Hewlett-Packard answered the many questions surrounding its company-wide e-services strategy here on Tuesday by announcing its intent to drive the burgeoning market of application outsourcing.
In addition to jumping into the application service provider (ASP) market, HP revealed its E-speak technology, formerly codenamed Fremont and reported by InfoWorld two weeks ago. With the announcements, HP is hoping to unify its entire organisation as well as lead what it calls "Internet: Chapter 2".
"E-services is spreading like wildfire throughout HP and is unifying our company," said HP CEO Lew Platt, addressing stockholder concerns that the company has become too decentralised. "We have not done a good job with Internet 1, but Internet 2 promises to be more profitable."
Ann Livermore, CEO of enterprise computing business at HP, called the announcements "a pivotal day for HP". Livermore went on to say, vaguely, that the E-speak technology would change the way business is done, "allowing all sorts of things to happen".
Though the announcements lacked specific details, what was clear was HP's intent to host applications, storage, data mining and warehousing, and any number of IT services in what it calls "apps on tap". Microsoft will support HP's outsourcing business with Exchange and BackOffice applications, Livermore said.
After parading an exhaustive queue of strategic partners on stage to support its vision -- including PeopleSoft, Seagate, and Nokia -- HP addressed some of the barriers to acceptance of its E-speak technology. Company officials are calling the E-speak technology a lingua franca, or a universal e-service interface, but they will have their challenges in getting Microsoft's sign-off on something so potentially pervasive and influential.
"E-speak is all-knowledgeable about all things," said Nigel Ball, general manager of the e-services division at HP. "The intent is for Microsoft to endorse it, but it could be perceived as a competitor to BizTalk and a battle for control of e-commerce."
HP is actively recruiting supporters and talking with Microsoft now.

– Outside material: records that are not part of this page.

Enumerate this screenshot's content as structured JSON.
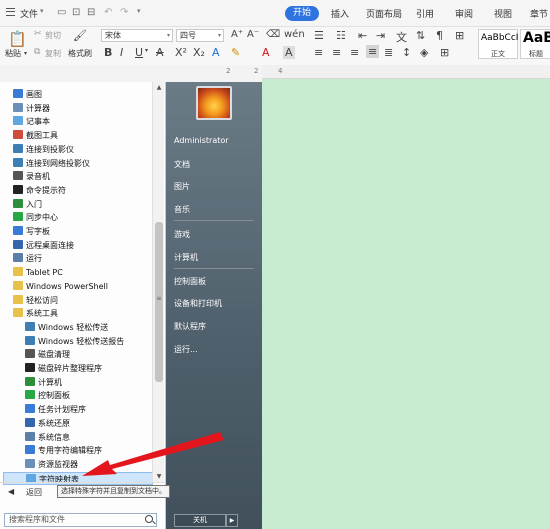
{
  "menubar": {
    "file": "文件",
    "tabs": [
      "开始",
      "插入",
      "页面布局",
      "引用",
      "审阅",
      "视图",
      "章节"
    ]
  },
  "ribbon": {
    "paste": "粘贴",
    "cut": "剪切",
    "copy": "复制",
    "format_painter": "格式刷",
    "font_name": "宋体",
    "font_size": "四号",
    "styles": [
      {
        "preview": "AaBbCcI",
        "name": "正文"
      },
      {
        "preview": "AaB",
        "name": "标题"
      }
    ]
  },
  "ruler": {
    "marks": [
      "2",
      "2",
      "4"
    ]
  },
  "start_menu": {
    "programs": [
      {
        "label": "画图",
        "icon": "paint-icon",
        "indent": 0
      },
      {
        "label": "计算器",
        "icon": "calculator-icon",
        "indent": 0
      },
      {
        "label": "记事本",
        "icon": "notepad-icon",
        "indent": 0
      },
      {
        "label": "截图工具",
        "icon": "snipping-tool-icon",
        "indent": 0
      },
      {
        "label": "连接到投影仪",
        "icon": "projector-icon",
        "indent": 0
      },
      {
        "label": "连接到网络投影仪",
        "icon": "network-projector-icon",
        "indent": 0
      },
      {
        "label": "录音机",
        "icon": "microphone-icon",
        "indent": 0
      },
      {
        "label": "命令提示符",
        "icon": "command-prompt-icon",
        "indent": 0
      },
      {
        "label": "入门",
        "icon": "getting-started-icon",
        "indent": 0
      },
      {
        "label": "同步中心",
        "icon": "sync-center-icon",
        "indent": 0
      },
      {
        "label": "写字板",
        "icon": "wordpad-icon",
        "indent": 0
      },
      {
        "label": "远程桌面连接",
        "icon": "remote-desktop-icon",
        "indent": 0
      },
      {
        "label": "运行",
        "icon": "run-icon",
        "indent": 0
      },
      {
        "label": "Tablet PC",
        "icon": "folder-icon",
        "indent": 0
      },
      {
        "label": "Windows PowerShell",
        "icon": "folder-icon",
        "indent": 0
      },
      {
        "label": "轻松访问",
        "icon": "folder-icon",
        "indent": 0
      },
      {
        "label": "系统工具",
        "icon": "folder-icon",
        "indent": 0
      },
      {
        "label": "Windows 轻松传送",
        "icon": "easy-transfer-icon",
        "indent": 1
      },
      {
        "label": "Windows 轻松传送报告",
        "icon": "easy-transfer-report-icon",
        "indent": 1
      },
      {
        "label": "磁盘清理",
        "icon": "disk-cleanup-icon",
        "indent": 1
      },
      {
        "label": "磁盘碎片整理程序",
        "icon": "defragmenter-icon",
        "indent": 1
      },
      {
        "label": "计算机",
        "icon": "computer-icon",
        "indent": 1
      },
      {
        "label": "控制面板",
        "icon": "control-panel-icon",
        "indent": 1
      },
      {
        "label": "任务计划程序",
        "icon": "task-scheduler-icon",
        "indent": 1
      },
      {
        "label": "系统还原",
        "icon": "system-restore-icon",
        "indent": 1
      },
      {
        "label": "系统信息",
        "icon": "system-info-icon",
        "indent": 1
      },
      {
        "label": "专用字符编辑程序",
        "icon": "private-char-editor-icon",
        "indent": 1
      },
      {
        "label": "资源监视器",
        "icon": "resource-monitor-icon",
        "indent": 1
      },
      {
        "label": "字符映射表",
        "icon": "character-map-icon",
        "indent": 1
      }
    ],
    "back_label": "返回",
    "search_placeholder": "搜索程序和文件",
    "places": [
      "Administrator",
      "文档",
      "图片",
      "音乐",
      "游戏",
      "计算机",
      "控制面板",
      "设备和打印机",
      "默认程序",
      "运行..."
    ],
    "shutdown_label": "关机",
    "tooltip": "选择特殊字符并且复制到文档中。"
  }
}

They company is also hunting for a disinterested group to take control of the free, open-source E-speak software, à la Linux.
"We don't want to control it, we don't want to fall into the Java trap," Ball said.
HP says that E-speak is Java-based middleware that will provide dynamic discovery and brokering of e-business. Using a uniform service interface and software runtime that performs the services, E-speak could become the building block for a more integrated way of doing business on the Web. But the onus is on HP to drum up worldwide support and adoption of the technology in order for it to succeed.
"The keys will be marketing and acceptance," Ball said.